Dispensing Powers: Do We Need A ‘Making a Will’ Emoji?

There appears to be no imminent likelihood that Parliament will move forward with the proposals in the Law Commission’s 2017 Report on Will-making but, as inheritance dispute solicitor Stephanie Kerr of Brabners LLP explores, there is much dialogue amongst private client practitioners as to whether the existing legislation needs to be amended or relaxed to provide more flexibility for testators.

The Law Commission’s 2017 consultation considered the inclusion of dispensing powers in English and Welsh law which would allow Courts to recognise instruments other than traditional written Wills as testamentary documents.  The Commission stated:

Were a dispensing power to be introduced, there are strong arguments that it should apply not only to traditional written documents, but also where testators express their testamentary intentions in an electronic format, as well as in an audio or audio-visual recording.”

Whilst recognising the benefits to testators who might not know the requirements for a valid Will or those who might not be able to communicate their wishes through ill-health or disability, the Commission also warned:

The potential recognition of electronic documents could provide a treasure trove for dissatisfied relatives.  They may be tempted to sift through a huge number of texts, emails and other records in order to find one that could be put forward as a will on the basis of a dispensing power.  In that way, the large number of electronic documents that we store on our phones, tablets and computers may open up a variety of avenues by which probate could become both expensive and contentious.”

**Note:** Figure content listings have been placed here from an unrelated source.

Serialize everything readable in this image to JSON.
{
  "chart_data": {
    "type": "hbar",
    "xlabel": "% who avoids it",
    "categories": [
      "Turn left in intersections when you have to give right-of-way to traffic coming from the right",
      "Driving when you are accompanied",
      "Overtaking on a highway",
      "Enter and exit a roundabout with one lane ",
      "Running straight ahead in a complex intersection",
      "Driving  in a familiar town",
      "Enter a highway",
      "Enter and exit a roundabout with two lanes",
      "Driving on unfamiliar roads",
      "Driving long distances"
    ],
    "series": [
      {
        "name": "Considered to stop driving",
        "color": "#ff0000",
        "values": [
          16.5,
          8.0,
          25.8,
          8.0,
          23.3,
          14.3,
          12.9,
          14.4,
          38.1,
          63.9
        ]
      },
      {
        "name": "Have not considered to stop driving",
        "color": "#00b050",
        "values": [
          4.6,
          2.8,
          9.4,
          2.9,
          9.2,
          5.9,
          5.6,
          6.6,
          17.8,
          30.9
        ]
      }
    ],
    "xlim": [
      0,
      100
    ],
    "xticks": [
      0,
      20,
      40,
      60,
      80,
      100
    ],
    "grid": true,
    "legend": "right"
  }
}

Despite the potential for increased litigation, the Commission concluded that

On balance, electronic documents and audio and audio-visual recordings should fall within the scope of the dispensing power.”

Having regard to the wealth of evidence that might be considered in such an application to the Court, there is scope for a wide range of outcomes.  Several jurisdictions in the Commonwealth already have the benefit of dispensing powers and the approach by the Courts has led to some surprising decisions.

New Zealand:

  • A Will which had been prepared 6 years before death but not signed – accepted as a Will.
  • A Will on a computer which had not been printed – accepted as a Will.
  • Part of a suicide note – accepted as a Will.

Canada:

  • Writing on a McDonalds napkin – accepted as a Will.

Australia:

  • A document saved on an iPad – accepted as a Will.
  • A codicil on a DVD – accepted as a valid codicil.
  • Writing on a beer carton – not accepted as a Will.
  • An unsent text message with a smiley face emoji – accepted as a Will (Re Nichol).

Emojis

Several jurisdictions have found the use of emojis to be relevant in criminal proceedings, especially in cases involving threatening behaviour.  Therefore, it would be inconsistent for civil courts not to address the relevance of emojis and text message abbreviations.

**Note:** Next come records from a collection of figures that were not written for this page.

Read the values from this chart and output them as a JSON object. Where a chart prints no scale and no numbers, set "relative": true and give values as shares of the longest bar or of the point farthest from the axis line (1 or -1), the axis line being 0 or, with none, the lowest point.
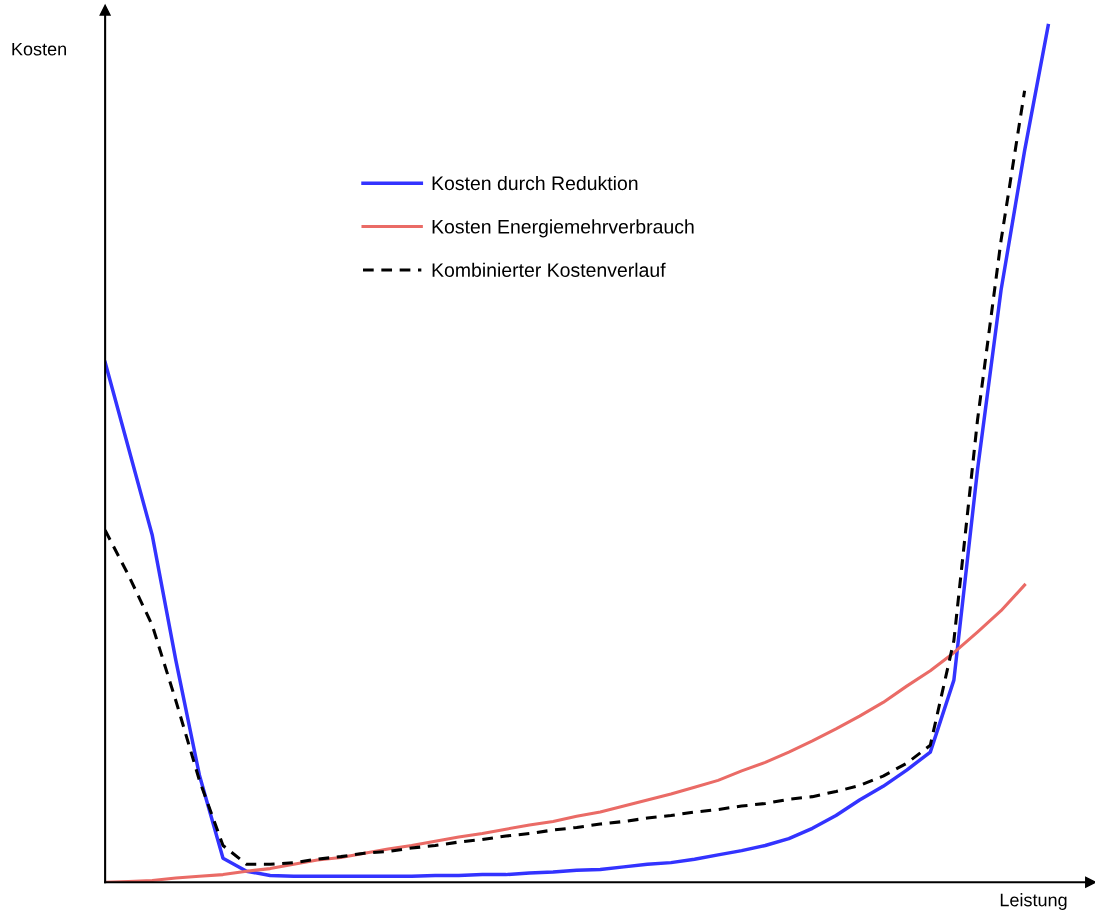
{
  "chart_data": {
    "type": "line",
    "relative": true,
    "xlabel": "Leistung",
    "ylabel": "Kosten",
    "legend": "top",
    "tick_labels": false,
    "categories": [
      null,
      null,
      null,
      null,
      null,
      null,
      null,
      null,
      null,
      null,
      null,
      null,
      null,
      null,
      null,
      null,
      null,
      null,
      null,
      null,
      null,
      null,
      null,
      null,
      null,
      null,
      null,
      null,
      null,
      null,
      null,
      null,
      null,
      null,
      null,
      null,
      null,
      null,
      null,
      null,
      null
    ],
    "series": [
      {
        "name": "Kosten durch Reduktion",
        "color": "#3333ff",
        "line_style": "solid",
        "values": [
          0.607,
          0.506,
          0.405,
          0.259,
          0.125,
          0.028,
          0.013,
          0.008,
          0.007,
          0.007,
          0.007,
          0.007,
          0.007,
          0.007,
          0.008,
          0.008,
          0.009,
          0.009,
          0.011,
          0.012,
          0.014,
          0.015,
          0.018,
          0.021,
          0.023,
          0.027,
          0.032,
          0.037,
          0.043,
          0.051,
          0.063,
          0.078,
          0.096,
          0.112,
          0.131,
          0.152,
          0.236,
          0.481,
          0.691,
          0.854,
          1.0
        ]
      },
      {
        "name": "Kosten Energiemehrverbrauch",
        "color": "#ea6b66",
        "line_style": "solid",
        "values": [
          0,
          0.001,
          0.002,
          0.005,
          0.007,
          0.009,
          0.013,
          0.016,
          0.021,
          0.026,
          0.029,
          0.034,
          0.039,
          0.043,
          0.048,
          0.053,
          0.057,
          0.062,
          0.067,
          0.071,
          0.077,
          0.082,
          0.089,
          0.096,
          0.103,
          0.111,
          0.119,
          0.13,
          0.14,
          0.152,
          0.165,
          0.179,
          0.194,
          0.21,
          0.229,
          0.247,
          0.268,
          0.292,
          0.317,
          0.347,
          null
        ]
      },
      {
        "name": "Kombinierter Kostenverlauf",
        "color": "#000000",
        "line_style": "dashed",
        "values": [
          0.411,
          0.358,
          0.3,
          0.212,
          0.119,
          0.043,
          0.021,
          0.021,
          0.023,
          0.027,
          0.03,
          0.034,
          0.036,
          0.04,
          0.043,
          0.047,
          0.05,
          0.054,
          0.057,
          0.061,
          0.064,
          0.068,
          0.071,
          0.075,
          0.078,
          0.082,
          0.085,
          0.089,
          0.092,
          0.097,
          0.1,
          0.106,
          0.113,
          0.124,
          0.139,
          0.16,
          0.282,
          0.539,
          0.749,
          0.924,
          null
        ]
      }
    ]
  }
}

In the 2017 Australian case of Re Nichol noted above, the Supreme Court of Queensland found that the informal use of a smiley face did not invalidate the text message as a Will.

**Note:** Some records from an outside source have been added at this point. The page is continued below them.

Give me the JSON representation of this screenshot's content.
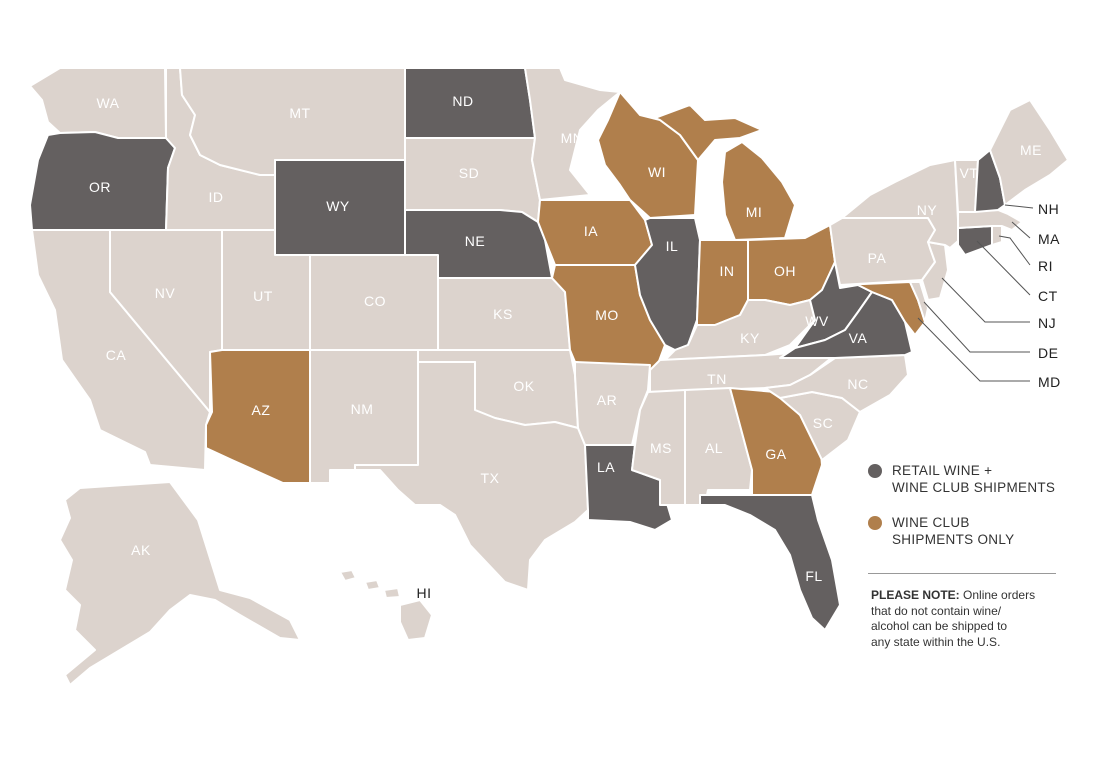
{
  "colors": {
    "none": "#dcd3cd",
    "retail": "#646060",
    "club": "#b07f4c"
  },
  "states": {
    "WA": "WA",
    "OR": "OR",
    "CA": "CA",
    "ID": "ID",
    "NV": "NV",
    "MT": "MT",
    "WY": "WY",
    "UT": "UT",
    "AZ": "AZ",
    "CO": "CO",
    "NM": "NM",
    "ND": "ND",
    "SD": "SD",
    "NE": "NE",
    "KS": "KS",
    "OK": "OK",
    "TX": "TX",
    "MN": "MN",
    "IA": "IA",
    "MO": "MO",
    "AR": "AR",
    "LA": "LA",
    "WI": "WI",
    "IL": "IL",
    "MI": "MI",
    "IN": "IN",
    "OH": "OH",
    "KY": "KY",
    "TN": "TN",
    "MS": "MS",
    "AL": "AL",
    "GA": "GA",
    "FL": "FL",
    "SC": "SC",
    "NC": "NC",
    "VA": "VA",
    "WV": "WV",
    "PA": "PA",
    "NY": "NY",
    "VT": "VT",
    "ME": "ME",
    "AK": "AK",
    "HI": "HI",
    "NH": "NH",
    "MA": "MA",
    "RI": "RI",
    "CT": "CT",
    "NJ": "NJ",
    "DE": "DE",
    "MD": "MD"
  },
  "status": {
    "retail": [
      "OR",
      "WY",
      "ND",
      "NE",
      "IL",
      "LA",
      "FL",
      "WV",
      "VA",
      "NH",
      "CT"
    ],
    "club": [
      "AZ",
      "IA",
      "MO",
      "WI",
      "MI",
      "IN",
      "OH",
      "GA",
      "MD"
    ]
  },
  "legend": {
    "retail_line1": "RETAIL WINE +",
    "retail_line2": "WINE CLUB SHIPMENTS",
    "club_line1": "WINE CLUB",
    "club_line2": "SHIPMENTS ONLY"
  },
  "note": {
    "heading": "PLEASE NOTE:",
    "line1": "Online orders",
    "line2": "that do not contain wine/",
    "line3": "alcohol can be shipped to",
    "line4": "any state within the U.S."
  }
}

Justice Peter Jackson had used emojis a year earlier in his High Court judgment in family law proceedings, adding emojis for the benefit of the minors in the dispute which involved Lancashire County Council.

One of the difficulties that might arise if dispensing powers are brought into effect is how the judge should analyse the use of symbols and text abbreviations.  The Court may need to be assisted by expert evidence on the general meanings of emojis, but should perhaps also consider the subjective context and the specific use of emojis by a particular testator.  There is also the risk that a misused emoji in a text message or email could result in an outcome not intended by the testator, in that a Will may not have been intended, nor were the consequences of the Court’s interpretation of the symbol used.

What next?

Both the Courts and legal professionals have been compelled to embrace the use of technology in recent months.

It seems increasingly likely that if law reform eventually provides dispensing powers to the Courts, not only will alternative communications and new methods of documenting wishes need to be considered, but the Courts will also be required to evaluate and analyse the meanings of words, text message abbreviations and emojis when asked to exercise dispensing powers.